L'armement de l'Etat Islamique par Washington

Des ministres de 20 pays se sont réunis à Paris le 2 juin à une prétendue réunion de la coalition pour lutter contre le groupe Etat islamique d'Irak et la Syrie (EI). Cette alliance, bricolée par Washington, se compose essentiellement de pays de l'OTAN, de l'Arabie saoudite, et d'autres monarchies pétrolières du Golfe.

Comme l'avait voulu Washinton, les grands absents des pourparlers étaient trois pays fortement impliqués dans la lutte contre l'EI: la Syrie, l'Iran et la Russie. 

Au début de la réunion de Paris, le premier ministre irakien Haider al-Abadi a accusé le monde d'avoir « échoué » en Irak, signalant les progrès récents du groupe EI en Irak et en Syrie ainsi que le flux ininterrompu de combattants étrangers islamistes vers les deux pays . 

Le sous-secrétaire d'Etat américain, Anthony Blinken a, quant a lui, déclaré que Washington et ses alliés menaient une « stratégie gagnante », qui triompherait « si nous restons unis, déterminés et concentrés ».
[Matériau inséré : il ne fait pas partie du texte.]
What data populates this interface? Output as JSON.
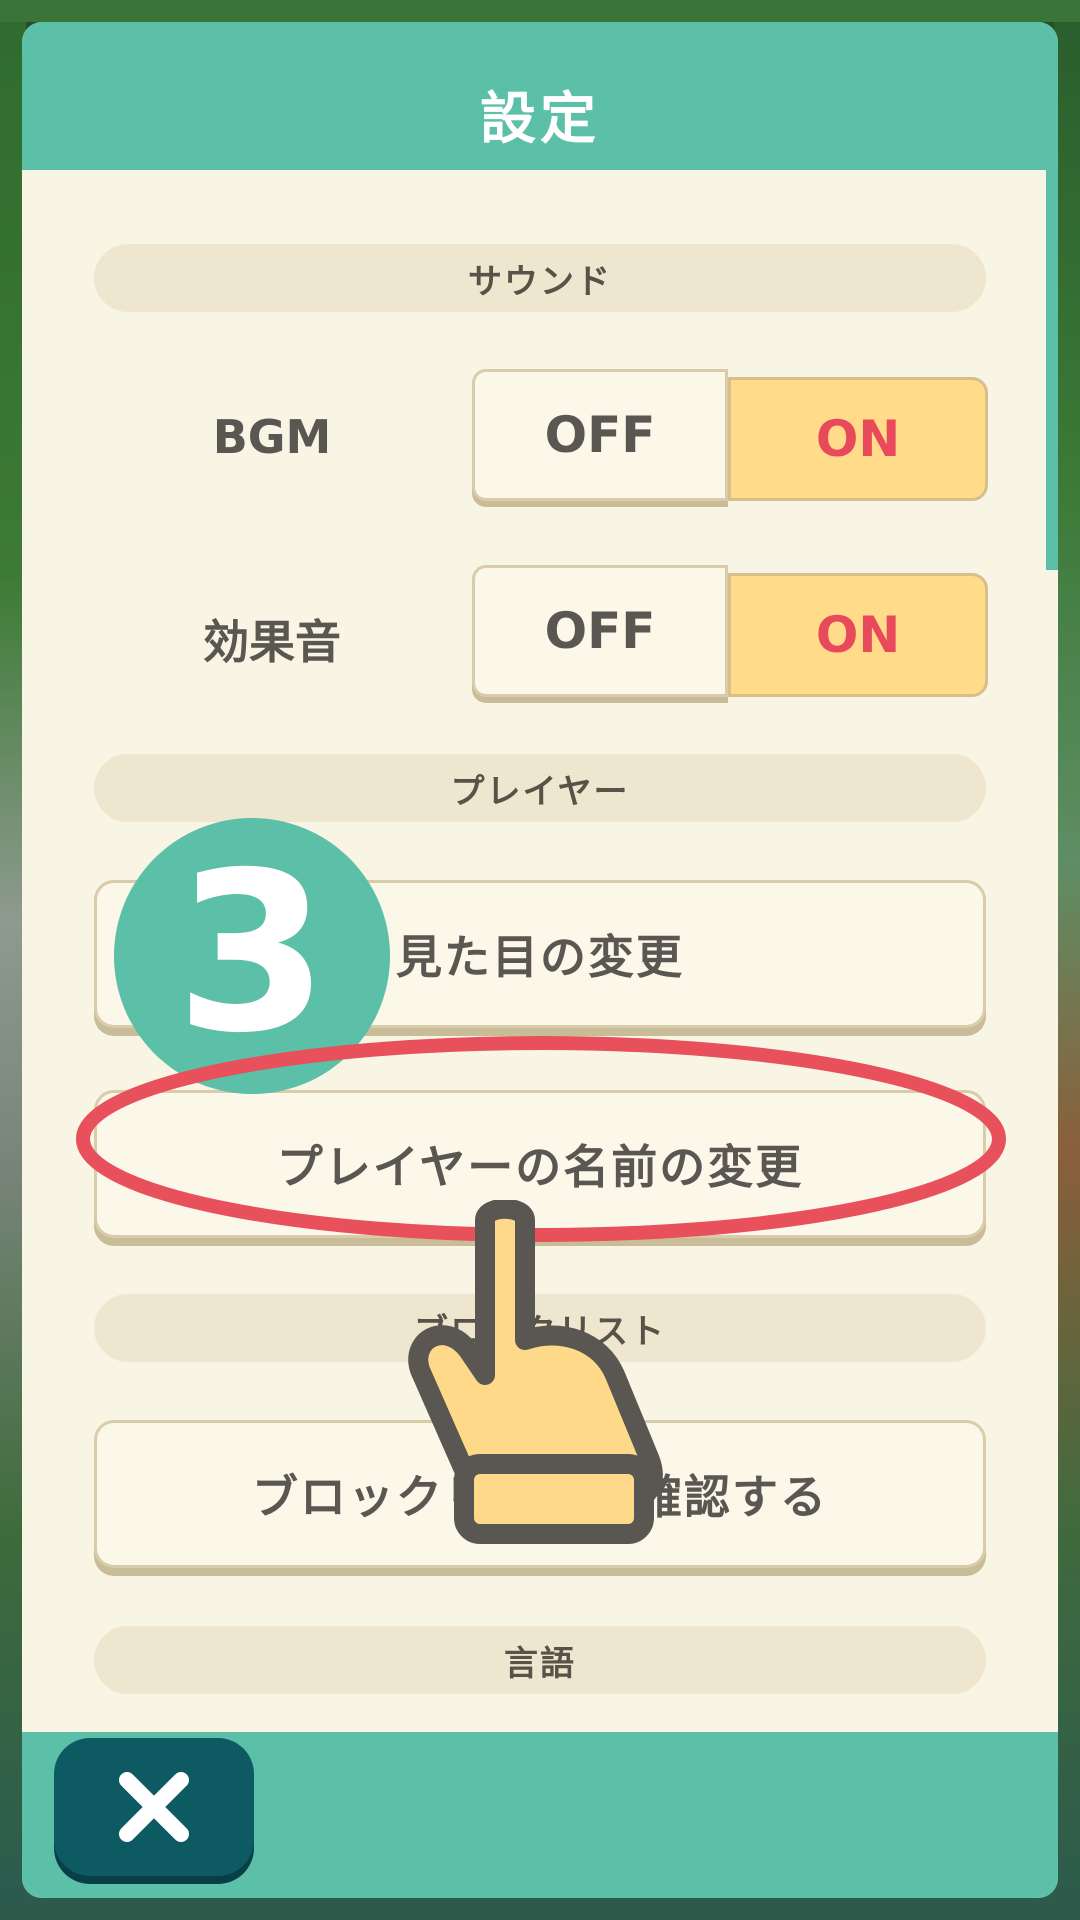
{
  "dialog": {
    "title": "設定",
    "sections": {
      "sound": "サウンド",
      "player": "プレイヤー",
      "block": "ブロックリスト",
      "language": "言語"
    },
    "bgm": {
      "label": "BGM",
      "off": "OFF",
      "on": "ON",
      "selected": "ON"
    },
    "se": {
      "label": "効果音",
      "off": "OFF",
      "on": "ON",
      "selected": "ON"
    },
    "buttons": {
      "appearance": "見た目の変更",
      "rename": "プレイヤーの名前の変更",
      "blocklist": "ブロックリストを確認する"
    },
    "close_icon": "close-icon"
  },
  "overlay": {
    "step_number": "3",
    "highlight_color": "#e8505b",
    "pointer_icon": "pointing-hand-icon"
  },
  "colors": {
    "header": "#5cbfa8",
    "panel": "#f8f5e4",
    "on_fill": "#ffdb8a",
    "on_text": "#e84a5c",
    "close_button": "#0e5a63"
  }
}
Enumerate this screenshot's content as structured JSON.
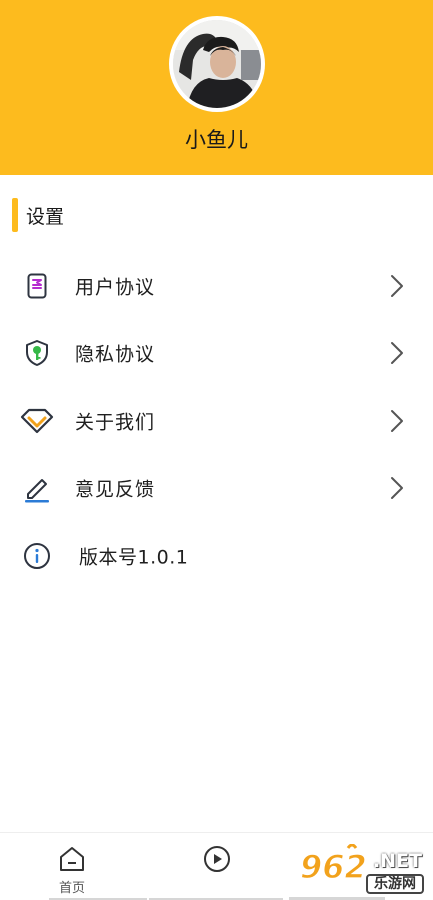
{
  "profile": {
    "username": "小鱼儿"
  },
  "settings": {
    "title": "设置",
    "items": [
      {
        "label": "用户协议",
        "icon": "document-icon",
        "has_chevron": true
      },
      {
        "label": "隐私协议",
        "icon": "shield-key-icon",
        "has_chevron": true
      },
      {
        "label": "关于我们",
        "icon": "diamond-icon",
        "has_chevron": true
      },
      {
        "label": "意见反馈",
        "icon": "pencil-icon",
        "has_chevron": true
      },
      {
        "label": "版本号1.0.1",
        "icon": "info-icon",
        "has_chevron": false
      }
    ]
  },
  "tabbar": {
    "tabs": [
      {
        "label": "首页",
        "icon": "home-icon"
      },
      {
        "label": "",
        "icon": "play-icon"
      }
    ]
  },
  "watermark": {
    "logo_text": "962",
    "domain": ".NET",
    "site": "乐游网"
  },
  "colors": {
    "header": "#FDBB1E",
    "accent_bar": "#FDBB1E",
    "icon_purple": "#B52BCF",
    "icon_green": "#35B847",
    "icon_orange": "#F2A21C",
    "icon_blue": "#2B7BD6",
    "icon_dark": "#2E3440"
  }
}
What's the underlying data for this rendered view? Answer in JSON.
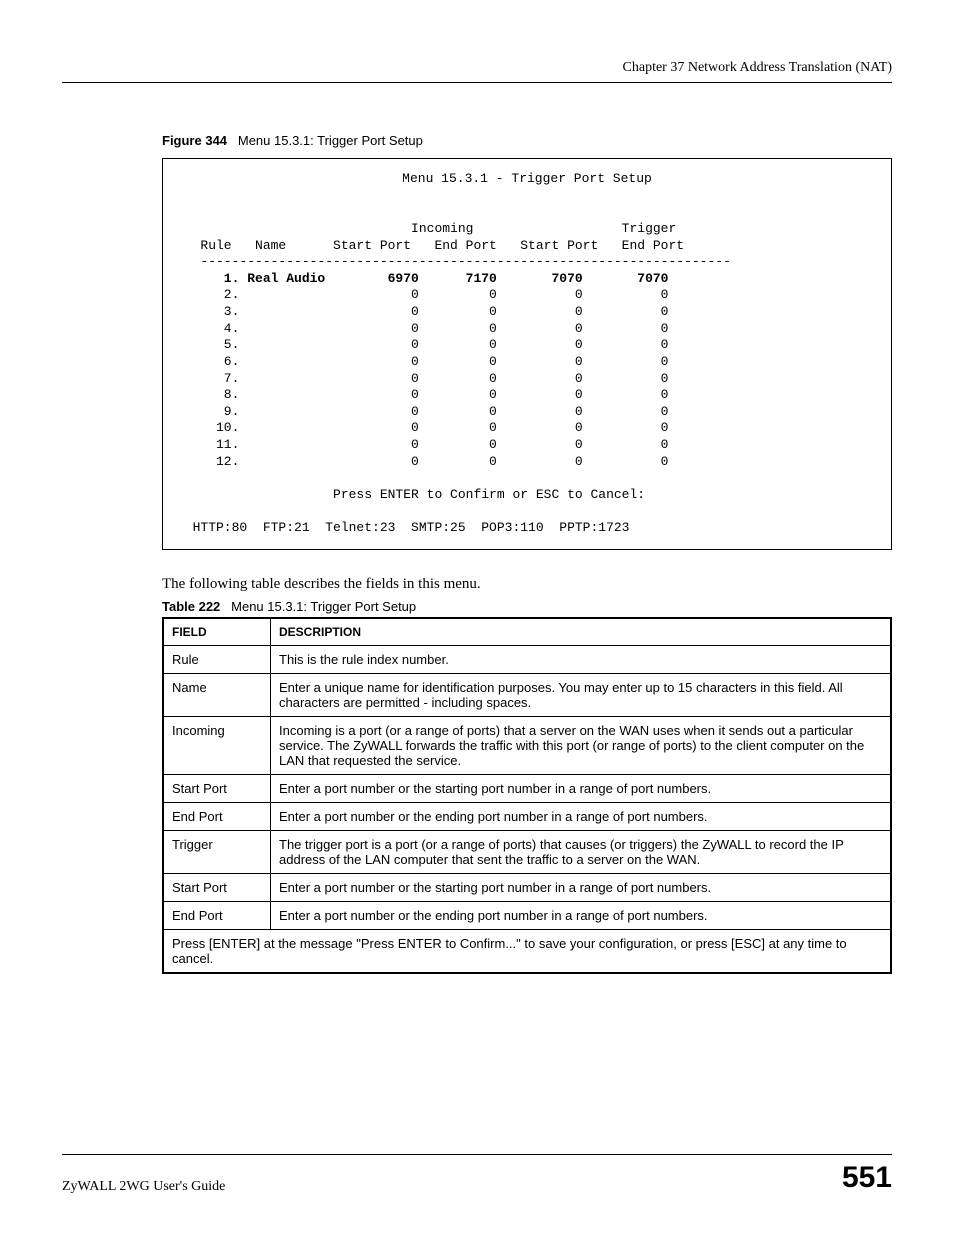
{
  "chapter_line": "Chapter 37 Network Address Translation (NAT)",
  "figure": {
    "label": "Figure 344",
    "caption": "Menu 15.3.1: Trigger Port Setup"
  },
  "menu": {
    "title": "Menu 15.3.1 - Trigger Port Setup",
    "header_group1": "Incoming",
    "header_group2": "Trigger",
    "col_rule": "Rule",
    "col_name": "Name",
    "col_sp": "Start Port",
    "col_ep": "End Port",
    "divider": "--------------------------------------------------------------------",
    "rows": [
      {
        "num": "1.",
        "name": "Real Audio",
        "isp": "6970",
        "iep": "7170",
        "tsp": "7070",
        "tep": "7070",
        "bold": true
      },
      {
        "num": "2.",
        "name": "",
        "isp": "0",
        "iep": "0",
        "tsp": "0",
        "tep": "0",
        "bold": false
      },
      {
        "num": "3.",
        "name": "",
        "isp": "0",
        "iep": "0",
        "tsp": "0",
        "tep": "0",
        "bold": false
      },
      {
        "num": "4.",
        "name": "",
        "isp": "0",
        "iep": "0",
        "tsp": "0",
        "tep": "0",
        "bold": false
      },
      {
        "num": "5.",
        "name": "",
        "isp": "0",
        "iep": "0",
        "tsp": "0",
        "tep": "0",
        "bold": false
      },
      {
        "num": "6.",
        "name": "",
        "isp": "0",
        "iep": "0",
        "tsp": "0",
        "tep": "0",
        "bold": false
      },
      {
        "num": "7.",
        "name": "",
        "isp": "0",
        "iep": "0",
        "tsp": "0",
        "tep": "0",
        "bold": false
      },
      {
        "num": "8.",
        "name": "",
        "isp": "0",
        "iep": "0",
        "tsp": "0",
        "tep": "0",
        "bold": false
      },
      {
        "num": "9.",
        "name": "",
        "isp": "0",
        "iep": "0",
        "tsp": "0",
        "tep": "0",
        "bold": false
      },
      {
        "num": "10.",
        "name": "",
        "isp": "0",
        "iep": "0",
        "tsp": "0",
        "tep": "0",
        "bold": false
      },
      {
        "num": "11.",
        "name": "",
        "isp": "0",
        "iep": "0",
        "tsp": "0",
        "tep": "0",
        "bold": false
      },
      {
        "num": "12.",
        "name": "",
        "isp": "0",
        "iep": "0",
        "tsp": "0",
        "tep": "0",
        "bold": false
      }
    ],
    "confirm": "Press ENTER to Confirm or ESC to Cancel:",
    "footer": "HTTP:80  FTP:21  Telnet:23  SMTP:25  POP3:110  PPTP:1723"
  },
  "description_intro": "The following table describes the fields in this menu.",
  "table": {
    "label": "Table 222",
    "caption": "Menu 15.3.1: Trigger Port Setup",
    "head_field": "FIELD",
    "head_desc": "DESCRIPTION",
    "rows": [
      {
        "field": "Rule",
        "desc": "This is the rule index number."
      },
      {
        "field": "Name",
        "desc": "Enter a unique name for identification purposes. You may enter up to 15 characters in this field. All characters are permitted - including spaces."
      },
      {
        "field": "Incoming",
        "desc": "Incoming is a port (or a range of ports) that a server on the WAN uses when it sends out a particular service. The ZyWALL forwards the traffic with this port (or range of ports) to the client computer on the LAN that requested the service."
      },
      {
        "field": "Start Port",
        "desc": "Enter a port number or the starting port number in a range of port numbers."
      },
      {
        "field": "End Port",
        "desc": "Enter a port number or the ending port number in a range of port numbers."
      },
      {
        "field": "Trigger",
        "desc": "The trigger port is a port (or a range of ports) that causes (or triggers) the ZyWALL to record the IP address of the LAN computer that sent the traffic to a server on the WAN."
      },
      {
        "field": "Start Port",
        "desc": "Enter a port number or the starting port number in a range of port numbers."
      },
      {
        "field": "End Port",
        "desc": "Enter a port number or the ending port number in a range of port numbers."
      }
    ],
    "last_row": "Press [ENTER] at the message \"Press ENTER to Confirm...\" to save your configuration, or press [ESC] at any time to cancel."
  },
  "footer_left": "ZyWALL 2WG User's Guide",
  "footer_right": "551"
}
Dans le cadre de cette « stratégie gagnante » l'EI a capturé Ramadi, la capitale de la province d'Anbar en Irak, ainsi que la ville historique de Palmyre en Syrie ces dernières semaines. Les forces de l'EI ont avancé dans la province d'Alep en Syrie, débordant des milices islamistes rivales aussi bien que les troupes gouvernementales syriennes. Cette offensive s’est déroulée sans ingérence de l'aviation américaine et alliée censée bombarder l'EI. 

« Concentrée » n'est pas un terme qu'un observateur objectif appliquerait pour décrire la politique américaine dans la région. Tout en prétendant combattre l'EI, Washington et ses alliés régionaux ont à maintes reprises prouvé qu'ils en sont les principaux soutiens. 

L'EI n'existait pas avant que les Etats-Unis ne lancent leur guerre d'agression criminelle contre l'Irak en 2003. Ils ont tué des centaines de milliers d'Irakiens et attisé délibérément les tensions entre chiites et sunnites dans le cadre d'une stratégie du diviser pour mieux régner. 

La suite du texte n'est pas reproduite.